Whether (in the case of a clustered broker) a destination should be replicated to other brokers in the cluster.
For a queue destination you can also configure the maximum number of back up consumers and you can specify (for clustered brokers) whether delivery to a local queue is preferred.
You can also configure the limits and behavior of the dead message queue. Note, however, that default properties for this queue differ from those of a standard queue.
Destinations can consume significant resources, depending on the number and size of messages they handle and on the number and durability of the consumers that register; therefore, they need to be managed closely to guarantee good messaging service performance and reliability.
You can set properties to prevent a broker from being overwhelmed by incoming messages and to prevent the broker from running out of memory. The broker uses three levels of memory protection to keep the message service operating as resources become scarce: destination limits, system-wide limits, and system memory thresholds. Ideally, if destination limits and system-wide limits are set appropriately, critical system-memory thresholds should never be breached.
You can set destination attributes to manage memory and message flow for each destination. For example, you can specify the maximum number of producers allowed for a destination, the maximum number (or size) of messages allowed in a destination, and the maximum size of any single message.
You can also specify how to broker should respond when any such limits are reached: to slow producers, to throw out the oldest messages, to throw out the lowest-priority messages, or to reject the newest messages.

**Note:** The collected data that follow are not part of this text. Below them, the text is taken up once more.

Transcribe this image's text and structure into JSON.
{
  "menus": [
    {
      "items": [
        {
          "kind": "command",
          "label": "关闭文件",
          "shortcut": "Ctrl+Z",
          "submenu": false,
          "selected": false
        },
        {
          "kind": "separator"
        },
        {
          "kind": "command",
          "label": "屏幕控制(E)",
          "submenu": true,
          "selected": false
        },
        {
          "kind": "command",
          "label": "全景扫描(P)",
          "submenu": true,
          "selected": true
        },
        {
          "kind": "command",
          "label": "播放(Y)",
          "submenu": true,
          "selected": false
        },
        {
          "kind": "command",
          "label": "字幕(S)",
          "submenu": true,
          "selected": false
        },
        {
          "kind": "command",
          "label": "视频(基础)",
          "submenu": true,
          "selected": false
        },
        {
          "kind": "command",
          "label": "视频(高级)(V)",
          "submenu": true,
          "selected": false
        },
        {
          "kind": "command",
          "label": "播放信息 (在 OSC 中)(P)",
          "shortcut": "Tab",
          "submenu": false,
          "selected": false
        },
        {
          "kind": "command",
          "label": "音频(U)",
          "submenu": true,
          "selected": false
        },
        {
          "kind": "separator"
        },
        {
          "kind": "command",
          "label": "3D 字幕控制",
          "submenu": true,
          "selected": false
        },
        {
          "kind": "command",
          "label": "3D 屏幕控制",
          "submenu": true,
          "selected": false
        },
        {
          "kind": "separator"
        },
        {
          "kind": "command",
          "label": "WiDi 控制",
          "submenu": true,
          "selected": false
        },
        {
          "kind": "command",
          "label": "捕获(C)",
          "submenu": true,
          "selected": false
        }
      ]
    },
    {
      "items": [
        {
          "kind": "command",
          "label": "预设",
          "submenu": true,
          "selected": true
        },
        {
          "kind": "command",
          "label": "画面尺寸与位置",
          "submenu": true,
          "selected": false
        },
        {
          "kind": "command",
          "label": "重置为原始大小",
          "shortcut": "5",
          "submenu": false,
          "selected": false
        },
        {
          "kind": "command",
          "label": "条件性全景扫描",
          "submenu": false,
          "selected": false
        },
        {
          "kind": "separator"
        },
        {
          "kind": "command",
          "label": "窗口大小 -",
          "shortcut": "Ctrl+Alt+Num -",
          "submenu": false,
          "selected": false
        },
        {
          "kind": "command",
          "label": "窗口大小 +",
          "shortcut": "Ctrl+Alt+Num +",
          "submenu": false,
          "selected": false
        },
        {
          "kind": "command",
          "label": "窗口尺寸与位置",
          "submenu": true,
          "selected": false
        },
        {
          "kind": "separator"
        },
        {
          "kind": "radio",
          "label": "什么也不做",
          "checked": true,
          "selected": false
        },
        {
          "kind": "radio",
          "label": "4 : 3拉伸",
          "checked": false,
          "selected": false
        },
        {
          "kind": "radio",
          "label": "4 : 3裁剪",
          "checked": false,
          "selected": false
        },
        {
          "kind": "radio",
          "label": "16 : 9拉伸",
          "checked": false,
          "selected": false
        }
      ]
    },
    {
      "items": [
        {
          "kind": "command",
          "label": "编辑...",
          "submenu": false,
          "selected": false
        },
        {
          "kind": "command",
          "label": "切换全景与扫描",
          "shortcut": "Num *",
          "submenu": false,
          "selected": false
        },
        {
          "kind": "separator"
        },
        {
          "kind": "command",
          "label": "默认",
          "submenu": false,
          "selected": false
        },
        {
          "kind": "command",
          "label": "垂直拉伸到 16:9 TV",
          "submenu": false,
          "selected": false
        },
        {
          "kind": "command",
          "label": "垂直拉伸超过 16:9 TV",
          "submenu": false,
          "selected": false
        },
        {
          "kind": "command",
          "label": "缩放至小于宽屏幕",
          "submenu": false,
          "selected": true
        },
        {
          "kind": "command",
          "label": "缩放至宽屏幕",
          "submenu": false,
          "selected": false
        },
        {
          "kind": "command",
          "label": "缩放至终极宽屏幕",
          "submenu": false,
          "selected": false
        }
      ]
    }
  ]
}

You can also use properties to set limits that apply to all destinations on a broker: you can specify the total number of messages and the memory consumed by all messages. If any of the system-wide message limits are reached, the broker rejects new messages.
Finally, you can use properties to set thresholds at which the broker takes increasingly serious action to prevent memory overload. The action taken depends on the state of memory resources: green (plenty of memory is available), yellow (broker memory is running low), orange (broker is low on memory), red (broker is out of memory). As the broker’s memory state progresses from green to red, the broker takes increasingly serious actions:
It throws out in-memory copies of persistent messages in the data store.
It throttles back producers of non-persistent messages, eventually stopping the flow of messages into the broker. Persistent message flow is automatically limited by the requirement that each message be acknowledged by the broker.